Onu her yıl yatırıma yönlendiren ve daha iyiyi daha verimli olanı arayan itici güç kişilik yapısı.
Lise son sınıfta 58 kiloluk kekeme bir gençken haltere başlayan ve 20 kg’lık barı kaldıramazken inat ederek Türkiye rekorları kıran ve Balkan şampiyonu olan, kekemeliğini yenen ve sürekli kendisiyle yarışan bir Mustafa Ertem var. Tutkuları da var elbet. 53 yaşında başladığı motosiklet sporuna halen devam ediyor ve her yıl gittiği Alp dağlarında “Deli gibi” motor kullanıyor.
Bu yapı, bu ruhla çalışma arkadaşlarını iyi seçiyor ve iyi bir ekip oluşturuyor. Kendilerine özgü bir program yazdırmak için 3 yıl uğraşıyor. Spiralli kitap siparişleri aldığında ‘PVC’de zehir var çocuklarımıza geçmesin’ diyebiliyor ve PET 01 kullanıyor ve yine aynı ruh ile “Yakında Coldset Webler bitecek bunun öncüsü olmak istedim sadece” diyor.

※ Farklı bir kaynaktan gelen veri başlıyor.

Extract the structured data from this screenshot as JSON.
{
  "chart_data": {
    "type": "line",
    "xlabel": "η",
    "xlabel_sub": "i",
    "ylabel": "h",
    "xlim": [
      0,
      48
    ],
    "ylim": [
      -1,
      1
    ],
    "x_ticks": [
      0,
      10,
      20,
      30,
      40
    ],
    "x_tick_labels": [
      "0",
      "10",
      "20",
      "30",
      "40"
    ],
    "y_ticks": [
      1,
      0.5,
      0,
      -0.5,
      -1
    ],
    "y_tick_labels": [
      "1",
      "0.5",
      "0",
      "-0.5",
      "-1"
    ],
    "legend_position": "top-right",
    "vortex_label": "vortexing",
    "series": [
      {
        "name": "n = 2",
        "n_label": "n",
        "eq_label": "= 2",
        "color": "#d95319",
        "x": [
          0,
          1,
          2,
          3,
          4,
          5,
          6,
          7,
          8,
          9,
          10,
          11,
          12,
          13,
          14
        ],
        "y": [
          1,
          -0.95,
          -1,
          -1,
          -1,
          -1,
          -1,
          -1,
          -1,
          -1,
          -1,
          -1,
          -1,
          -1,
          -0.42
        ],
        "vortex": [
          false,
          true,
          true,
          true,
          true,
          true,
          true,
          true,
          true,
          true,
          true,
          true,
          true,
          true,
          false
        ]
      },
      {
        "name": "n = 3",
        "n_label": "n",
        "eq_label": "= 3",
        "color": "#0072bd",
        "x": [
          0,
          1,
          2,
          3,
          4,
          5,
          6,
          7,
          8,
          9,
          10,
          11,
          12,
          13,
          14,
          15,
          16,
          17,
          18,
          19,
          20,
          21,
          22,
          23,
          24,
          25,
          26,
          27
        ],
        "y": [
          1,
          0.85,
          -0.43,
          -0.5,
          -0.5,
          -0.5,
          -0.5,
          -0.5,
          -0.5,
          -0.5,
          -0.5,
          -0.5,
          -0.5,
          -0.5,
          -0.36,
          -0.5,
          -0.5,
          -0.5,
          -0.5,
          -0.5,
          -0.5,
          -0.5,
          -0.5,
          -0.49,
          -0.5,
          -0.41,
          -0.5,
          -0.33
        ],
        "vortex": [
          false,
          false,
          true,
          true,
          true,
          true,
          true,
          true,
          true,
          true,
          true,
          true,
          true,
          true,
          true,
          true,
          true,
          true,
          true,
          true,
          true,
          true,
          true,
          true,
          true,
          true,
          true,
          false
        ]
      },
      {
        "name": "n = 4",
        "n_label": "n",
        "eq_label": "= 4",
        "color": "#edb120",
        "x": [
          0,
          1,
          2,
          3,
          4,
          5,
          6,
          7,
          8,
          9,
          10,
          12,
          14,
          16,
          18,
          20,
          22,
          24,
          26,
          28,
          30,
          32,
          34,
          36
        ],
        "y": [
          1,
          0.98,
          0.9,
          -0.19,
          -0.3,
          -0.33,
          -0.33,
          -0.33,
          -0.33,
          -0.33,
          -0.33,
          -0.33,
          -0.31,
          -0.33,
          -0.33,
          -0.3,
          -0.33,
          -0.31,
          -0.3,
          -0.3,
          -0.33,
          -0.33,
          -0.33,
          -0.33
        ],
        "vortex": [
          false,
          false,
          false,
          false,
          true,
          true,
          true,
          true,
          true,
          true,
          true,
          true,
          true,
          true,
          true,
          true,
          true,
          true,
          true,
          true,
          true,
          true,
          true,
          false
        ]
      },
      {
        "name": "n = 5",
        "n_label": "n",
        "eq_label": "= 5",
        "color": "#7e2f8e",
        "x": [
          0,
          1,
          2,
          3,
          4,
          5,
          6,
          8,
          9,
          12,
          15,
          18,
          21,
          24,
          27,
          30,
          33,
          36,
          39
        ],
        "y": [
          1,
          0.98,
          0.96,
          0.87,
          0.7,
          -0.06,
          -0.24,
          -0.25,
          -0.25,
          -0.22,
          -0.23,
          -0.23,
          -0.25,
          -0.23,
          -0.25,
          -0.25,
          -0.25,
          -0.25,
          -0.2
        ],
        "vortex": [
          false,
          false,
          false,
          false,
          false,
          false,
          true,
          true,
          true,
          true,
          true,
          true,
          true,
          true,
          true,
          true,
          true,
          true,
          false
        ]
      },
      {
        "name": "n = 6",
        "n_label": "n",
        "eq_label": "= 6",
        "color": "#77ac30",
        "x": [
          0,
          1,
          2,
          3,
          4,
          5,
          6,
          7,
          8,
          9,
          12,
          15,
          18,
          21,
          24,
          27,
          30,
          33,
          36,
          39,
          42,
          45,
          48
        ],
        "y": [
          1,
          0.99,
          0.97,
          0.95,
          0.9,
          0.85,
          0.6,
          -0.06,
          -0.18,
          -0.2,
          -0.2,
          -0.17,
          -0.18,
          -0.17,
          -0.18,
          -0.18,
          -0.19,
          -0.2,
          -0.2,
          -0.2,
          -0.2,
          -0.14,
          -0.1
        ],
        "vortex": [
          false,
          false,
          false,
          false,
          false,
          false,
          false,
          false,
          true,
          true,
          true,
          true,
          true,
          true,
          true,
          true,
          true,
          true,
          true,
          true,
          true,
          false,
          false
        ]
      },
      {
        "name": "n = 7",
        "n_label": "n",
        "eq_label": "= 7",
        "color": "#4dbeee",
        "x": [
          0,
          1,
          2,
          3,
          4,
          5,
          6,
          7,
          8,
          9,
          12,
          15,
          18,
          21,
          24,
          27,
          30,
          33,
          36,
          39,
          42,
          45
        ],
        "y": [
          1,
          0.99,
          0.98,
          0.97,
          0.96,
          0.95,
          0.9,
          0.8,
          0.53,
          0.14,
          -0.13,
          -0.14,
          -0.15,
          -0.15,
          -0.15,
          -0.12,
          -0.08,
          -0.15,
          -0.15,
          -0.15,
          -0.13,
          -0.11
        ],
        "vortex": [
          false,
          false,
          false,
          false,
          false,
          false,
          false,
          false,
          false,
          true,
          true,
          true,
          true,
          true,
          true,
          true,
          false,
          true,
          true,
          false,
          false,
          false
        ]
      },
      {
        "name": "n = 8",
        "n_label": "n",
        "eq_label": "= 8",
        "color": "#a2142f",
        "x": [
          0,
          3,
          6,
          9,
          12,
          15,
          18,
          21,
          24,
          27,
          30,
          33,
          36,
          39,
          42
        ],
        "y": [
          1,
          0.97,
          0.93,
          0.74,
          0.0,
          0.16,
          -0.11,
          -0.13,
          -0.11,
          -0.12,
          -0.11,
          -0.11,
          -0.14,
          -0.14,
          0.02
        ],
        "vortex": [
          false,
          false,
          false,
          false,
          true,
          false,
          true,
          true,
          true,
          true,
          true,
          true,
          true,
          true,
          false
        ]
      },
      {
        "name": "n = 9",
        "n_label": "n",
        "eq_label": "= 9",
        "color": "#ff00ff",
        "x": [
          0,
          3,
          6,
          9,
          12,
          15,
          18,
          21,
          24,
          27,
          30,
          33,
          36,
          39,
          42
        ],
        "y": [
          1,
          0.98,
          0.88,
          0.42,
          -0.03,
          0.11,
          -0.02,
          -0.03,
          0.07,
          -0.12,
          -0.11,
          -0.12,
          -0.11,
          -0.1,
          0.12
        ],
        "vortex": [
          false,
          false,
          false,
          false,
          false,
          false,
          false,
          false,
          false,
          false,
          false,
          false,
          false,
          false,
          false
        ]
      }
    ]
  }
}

Yeni bir üretimle, vitrinde iyi duran, kapalı olduğu zaman spirali gözükmeyen, sırtı olan, karton kapak kitaplar yapıyor. Ayrıca ihracatçı bir firmaya defter üretiyor.
Heidelberg Türkiye Genel Müdürü Selkut Engin “Ertem Basım Ankara’da yayın sektöründe amiral gemimizdir. Çok büyük ve önemli bir firmadır. Mustafa Bey sektörde trendsetter’dır. Yani yeni Trendi o belirliyor, vizyonu ile öngörebiliyor, onun öngörüsü ile diğerleri de hareket edebiliyor. Biz de kendisinden yararlanıyoruz, projelerimizde onu referans gösteriyoruz. Bizim için kararları ve yatırımları çok büyük anlam ifade ediyor. Mustafa Bey’in davetimizi kırmayıp Ambalaj Günleri’ne gelmesi bizim nezdimizde farklı bir anlam buldu. Mustafa Bey, sektörde kabul görmüş, herkesin saygısını kazanmış, işini iyi yapan, Heidelberg’in de gururla hizmet ettiği bir müşterimiz” diyor.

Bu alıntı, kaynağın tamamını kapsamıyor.